La mafia (fatta eccezione per quella cinese, altrettanto potente e se vogliamo ancora più pericolosa) è in tutto il mondo riconosciuta come un fenomeno italiano. E nello Stivale, ogni volta che il tema viene affrontato in televisione, tutti drizzano le antenne. Dalla polemica, stavolta, non si è salvata nemmeno la serie Gomorra. Il trailer della nuova produzione Sky ispirata al romanzo di Roberto Saviano, che — salvo imprevisti — dovrebbe arrivare sugli schermi a partire dal 6 maggio, è stato accolto da fior fior di critiche dalle associazioni anti-camorra: due le accuse, apparentemente contraddittorie.
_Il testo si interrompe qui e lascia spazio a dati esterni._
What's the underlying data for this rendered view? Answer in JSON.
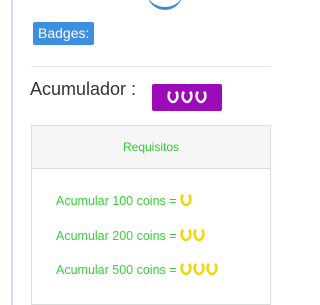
{
  "header": {
    "badges_label": "Badges:"
  },
  "acumulador": {
    "label": "Acumulador :",
    "badge_count": 3,
    "badge_icon": "horseshoe-icon",
    "badge_bg": "#9b0bb7",
    "badge_icon_color": "#ffffff"
  },
  "requisitos": {
    "title": "Requisitos",
    "title_color": "#2ecc2e",
    "icon": "horseshoe-icon",
    "icon_color": "#f2d600",
    "items": [
      {
        "text": "Acumular 100 coins =",
        "icon_count": 1
      },
      {
        "text": "Acumular 200 coins =",
        "icon_count": 2
      },
      {
        "text": "Acumular 500 coins =",
        "icon_count": 3
      }
    ]
  },
  "colors": {
    "accent_blue": "#3f8fe0",
    "text_green": "#38cf38"
  }
}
La prima è che il trailer fa sembrare Scampia una terra di nessuno dove morti, sparatorie, inseguimenti e violenza sono all’ordine del giorno: «un obbrobio con scene inverosimili da film gangster», ha tuonato Ciro Corona della cooperativa Resistenza. Insomma, l’immagine di Napoli che ne risulta sarebbe tutto fuorché lusinghiera. E poi c’è l’altro aspetto, ovvero che la serie potrebbe (e lo farà, assicurano i detrattori a priori) mitizzare i camorristi: i ragazzi, soprattutto quelli della periferia partenopea, tendono a lasciarsi conquistare dai personaggi fittizi, a mimare e riprodurre i loro gesti. E, statene certi, di solito non amano i buoni: i buoni, in TV, sono quasi sempre noiosi. La prova ce l’ha fornita Antonio Ingroia, ex pm di Palermo: quando andò in onda la fiction su Totò Riina aveva dichiarato che gli studenti di una scuola di Partinico avevano ammesso di aver lo show e parteggiato per il boss. Mica per il poliziotto Schirò. Questo qualcosa vorrà pur dire, no?
Ad aggiungersi alla coda delle polemiche, poi, c’è anche un personaggio illustre, anche se per motivi diversi. La serie (alla cui scrittura ha partecipato anche Saviano) è stata infatti attaccata da Maradona: al pibe de Oro non è andato giù che il soprannome di uno dei personaggi dello show (un killer camorrista, mica uno per bene) sia proprio Diego Armando Maradona. L’ex calciatore ha schierato i suoi legali, chiedendo un risarcimento di ben 10 milioni di euro per «usurpazione dell’immagine e attacco alla notorietà».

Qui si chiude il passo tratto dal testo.